BGH-Urteil schränkt Elternhaftung bei Filesharing ein

In einer Pressemitteilung wurde heute ein Urteil des für das Urheberrecht zuständigen I. Zivilsenats des Bundesgerichtshofs (BGH) verkundet, demzufolge

der Inhaber eines Internetanschlusses für das Verhalten eines volljährigen Familienangehörigen nicht haftet, wenn er keine Anhaltspunkte dafür hatte, dass dieser den Internetanschluss für illegales Filesharing missbraucht.

In der Vorinstanz beim Oberlandesgericht (OLG) Köln waren die Klägerinnen – vier führende deutsche Tonträgerhersteller – mit ihrer Klage auf Erstattung von Abmahnkosten in Höhe von 2.841 € für das Teilen von 3.749 Musikaufnahmen in einer Internettauschbörse noch erfolgreich gewesen. Der Beklagte 

habe dadurch, dass er seinem 20-jährigen Stiefsohn den Internetanschluss zur Verfügung gestellt habe, die Gefahr geschaffen, dass dieser an urheberrechtsverletzenden Musiktauschbörsen teilnehme

Der BGH hat dieses Urteil des OLG Köln aufgehoben und die Klage mit folgender Begründung abgewiesen:

Bei der Überlassung eines Internetanschlusses an volljährige Familienangehörige ist zu berücksichtigen, dass die Überlassung durch den Anschlussinhaber auf familiärer Verbundenheit beruht und Volljährige für ihre Handlungen selbst verantwortlich sind. Im Blick auf das besondere Vertrauensverhältnis zwischen Familienangehörigen und die Eigenverantwortung von Volljährigen darf der Anschlussinhaber einem volljährigen Familienangehörigen seinen Internetanschluss überlassen, ohne diesen belehren oder überwachen zu müssen; erst wenn der Anschlussinhaber – etwa aufgrund einer Abmahnung – konkreten Anlass für die Befürchtung hat, dass der volljährige Familienangehörige den Internetanschluss für Rechtsverletzungen missbraucht, hat er die zur Verhinderung von Rechtsverletzungen erforderlichen Maßnahmen zu ergreifen. Da der Beklagte nach den vom Berufungsgericht getroffenen Feststellungen keine Anhaltspunkte dafür hatte, dass sein volljähriger Stiefsohn den Internetanschluss zur rechtswidrigen Teilnahme an Tauschbörsen missbraucht, haftet er auch dann nicht als Störer für Urheberrechtsverletzungen seines Stiefsohnes auf Unterlassung, wenn er ihn nicht oder nicht hinreichend über die Rechtswidrigkeit einer Teilnahme an Tauschbörsen belehrt haben sollte.

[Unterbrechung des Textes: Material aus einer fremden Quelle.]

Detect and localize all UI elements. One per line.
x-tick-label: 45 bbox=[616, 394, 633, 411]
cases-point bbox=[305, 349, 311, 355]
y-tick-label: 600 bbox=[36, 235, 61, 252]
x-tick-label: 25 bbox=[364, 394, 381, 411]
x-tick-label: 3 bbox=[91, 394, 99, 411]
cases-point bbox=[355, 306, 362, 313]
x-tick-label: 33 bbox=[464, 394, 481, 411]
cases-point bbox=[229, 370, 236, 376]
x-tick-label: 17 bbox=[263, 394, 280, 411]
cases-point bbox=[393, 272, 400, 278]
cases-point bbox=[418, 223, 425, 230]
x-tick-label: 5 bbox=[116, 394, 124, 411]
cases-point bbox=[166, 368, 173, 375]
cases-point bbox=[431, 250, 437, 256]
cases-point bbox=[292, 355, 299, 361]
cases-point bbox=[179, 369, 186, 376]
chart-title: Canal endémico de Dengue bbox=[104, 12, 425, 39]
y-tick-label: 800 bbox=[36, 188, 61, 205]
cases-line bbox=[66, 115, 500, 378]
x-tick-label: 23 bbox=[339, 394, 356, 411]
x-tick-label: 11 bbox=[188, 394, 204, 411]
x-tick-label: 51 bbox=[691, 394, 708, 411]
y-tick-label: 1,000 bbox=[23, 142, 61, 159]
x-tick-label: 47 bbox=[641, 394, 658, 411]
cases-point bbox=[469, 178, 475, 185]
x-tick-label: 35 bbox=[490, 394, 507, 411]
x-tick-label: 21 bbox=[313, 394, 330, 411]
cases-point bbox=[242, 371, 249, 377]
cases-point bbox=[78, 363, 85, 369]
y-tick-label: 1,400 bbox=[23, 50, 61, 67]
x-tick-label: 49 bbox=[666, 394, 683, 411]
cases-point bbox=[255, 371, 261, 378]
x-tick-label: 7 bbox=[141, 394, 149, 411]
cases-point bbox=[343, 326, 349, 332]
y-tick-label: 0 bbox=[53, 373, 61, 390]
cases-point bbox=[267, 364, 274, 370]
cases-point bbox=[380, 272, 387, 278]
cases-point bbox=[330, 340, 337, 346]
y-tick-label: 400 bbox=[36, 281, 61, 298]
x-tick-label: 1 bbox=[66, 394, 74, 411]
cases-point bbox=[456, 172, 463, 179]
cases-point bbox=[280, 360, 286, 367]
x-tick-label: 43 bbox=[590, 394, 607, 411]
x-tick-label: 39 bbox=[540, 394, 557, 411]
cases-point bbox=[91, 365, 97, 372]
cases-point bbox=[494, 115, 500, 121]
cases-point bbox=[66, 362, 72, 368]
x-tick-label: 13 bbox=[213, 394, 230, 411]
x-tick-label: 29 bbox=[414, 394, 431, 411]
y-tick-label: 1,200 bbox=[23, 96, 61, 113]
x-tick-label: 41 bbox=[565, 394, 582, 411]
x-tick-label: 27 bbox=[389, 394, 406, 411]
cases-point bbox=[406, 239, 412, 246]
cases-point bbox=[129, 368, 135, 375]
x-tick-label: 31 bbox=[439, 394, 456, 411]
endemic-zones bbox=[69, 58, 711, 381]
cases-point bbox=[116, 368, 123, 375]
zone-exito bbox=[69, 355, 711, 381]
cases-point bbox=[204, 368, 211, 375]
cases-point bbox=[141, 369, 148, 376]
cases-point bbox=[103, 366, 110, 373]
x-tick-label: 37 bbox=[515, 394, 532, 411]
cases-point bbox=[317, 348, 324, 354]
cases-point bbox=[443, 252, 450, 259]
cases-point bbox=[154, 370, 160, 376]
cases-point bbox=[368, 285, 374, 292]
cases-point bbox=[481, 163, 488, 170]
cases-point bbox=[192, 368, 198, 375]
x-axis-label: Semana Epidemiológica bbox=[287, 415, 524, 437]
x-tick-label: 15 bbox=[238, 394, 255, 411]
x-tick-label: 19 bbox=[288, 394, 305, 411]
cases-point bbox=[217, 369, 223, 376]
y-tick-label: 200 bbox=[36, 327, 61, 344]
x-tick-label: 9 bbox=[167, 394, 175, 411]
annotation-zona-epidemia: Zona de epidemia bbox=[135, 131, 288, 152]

Wie Holger Bleich bei heise.de schreibt, setzt der BGH damit die Linie seiner bisherigen Rechtsprechung fort, die von Haftung erst bei Kenntnis der Rechtsverletzung ausgeht. Die Urteilsbegründung ist aber noch nicht online verfügbar, weshalb sich noch schlecht einschätzen lässt, inwieweit das Urteil auch für andere Wohnsituationen wie WGs relevant ist. Massenabmahnungen sind durch dieses Urteil aber wieder ein wenig schwieriger geworden und zumindest von Seiten der Rechtsprechung gibt es in Sachen WLAN-Störerhaftung Bewegung in die richtige Richtung.

4 Ergänzungen

    1. ja, aber zum Thema WLAN-Störerhaftung ist damit wenig gewonnen – welcher WLAN-Betreiber hat schon ein enges persönliches Verhältnis zu allen potentiellen Nutzern?

      Hier muss die Politik weiter ran – der Gesetzentwurf der Digiges zeigt ja, wie einfach ein Fix wäre, wenn man es denn will.

  1. Da es heißt…
    „Im Blick auf das besondere Vertrauensverhältnis zwischen Familienangehörigen und die Eigenverantwortung von Volljährigen darf der Anschlussinhaber einem volljährigen Familienangehörigen seinen Internetanschluss überlassen, ohne diesen belehren oder überwachen zu müssen;“
    …schätze ich mal das Urteil ist für andere Wohnsituationen wie WGs nicht relevant. Aber mal abwarten.

    1. Eine WG dürfte an der Eigenverantwortung von Volljährigen wohl kaum etwas ändern; lediglich das Vertrauensverhältnis wäre vielleicht konkreter im Einzelfall zu prüfen bzw. glaubhaft zu machen.